Genç köylü: ?? iyi de onlara ne vereceğiz? hiç paramız yok ki?
Yaşlı adam: (düşünür) biraz pirincimiz var.
Genç köylü: Pirinç mi? pirinci ne yapsınlar?!
Yaşlı adam: Onları iyice gözlemle, aç gibi duranlarla git konuş...

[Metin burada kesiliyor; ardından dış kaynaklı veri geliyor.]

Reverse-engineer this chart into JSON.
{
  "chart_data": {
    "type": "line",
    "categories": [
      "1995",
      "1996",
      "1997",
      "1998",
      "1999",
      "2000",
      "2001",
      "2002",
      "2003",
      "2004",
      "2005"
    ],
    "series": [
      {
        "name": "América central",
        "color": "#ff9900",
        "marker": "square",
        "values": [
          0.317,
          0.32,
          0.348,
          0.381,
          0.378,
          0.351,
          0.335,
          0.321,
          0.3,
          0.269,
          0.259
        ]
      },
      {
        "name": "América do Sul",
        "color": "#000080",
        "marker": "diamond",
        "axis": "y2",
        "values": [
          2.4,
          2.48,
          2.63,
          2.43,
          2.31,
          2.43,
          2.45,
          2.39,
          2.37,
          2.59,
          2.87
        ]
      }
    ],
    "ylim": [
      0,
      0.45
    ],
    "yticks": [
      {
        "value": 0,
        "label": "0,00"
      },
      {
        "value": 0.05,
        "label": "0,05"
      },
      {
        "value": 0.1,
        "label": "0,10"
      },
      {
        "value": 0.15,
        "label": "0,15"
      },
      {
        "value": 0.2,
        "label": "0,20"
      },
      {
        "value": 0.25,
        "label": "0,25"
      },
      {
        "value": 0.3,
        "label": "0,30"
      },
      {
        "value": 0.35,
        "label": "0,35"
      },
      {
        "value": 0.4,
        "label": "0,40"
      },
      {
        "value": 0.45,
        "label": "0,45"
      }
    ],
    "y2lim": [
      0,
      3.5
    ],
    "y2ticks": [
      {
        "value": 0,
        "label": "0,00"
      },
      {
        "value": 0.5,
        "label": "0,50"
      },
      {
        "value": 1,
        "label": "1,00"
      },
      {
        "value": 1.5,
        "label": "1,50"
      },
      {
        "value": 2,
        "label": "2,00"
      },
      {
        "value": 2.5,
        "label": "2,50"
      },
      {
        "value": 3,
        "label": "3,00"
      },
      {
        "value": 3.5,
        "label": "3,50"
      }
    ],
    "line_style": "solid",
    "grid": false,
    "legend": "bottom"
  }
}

filmin ortasında sanırım on beş dakika süren bir ara vardır. sinema salonundaymış gibi oluyor insan. ama üç küsür saat süren filme de lâzım bu ara azizim. öte yandan ise belki biraz ağırdan alıyor ama gerek samurayların lideri, görmüş geçirmiş ve her daim vâkur takashi shimura, gerek azıcık manyaklığıyla efsane oyuncu toshiro mifune filmi alıp götüren değerler. film sıkıcı da bu karakterler iyi anlamında değil bu, film biraz ağır ama kesinlikle izleniyor eğer verilen araya da uyarsanız. bir de hepsinden öte, az konuşan ve kılıca en iyi hükmeden samuray vardı ki, o beni en çok etkileyendi.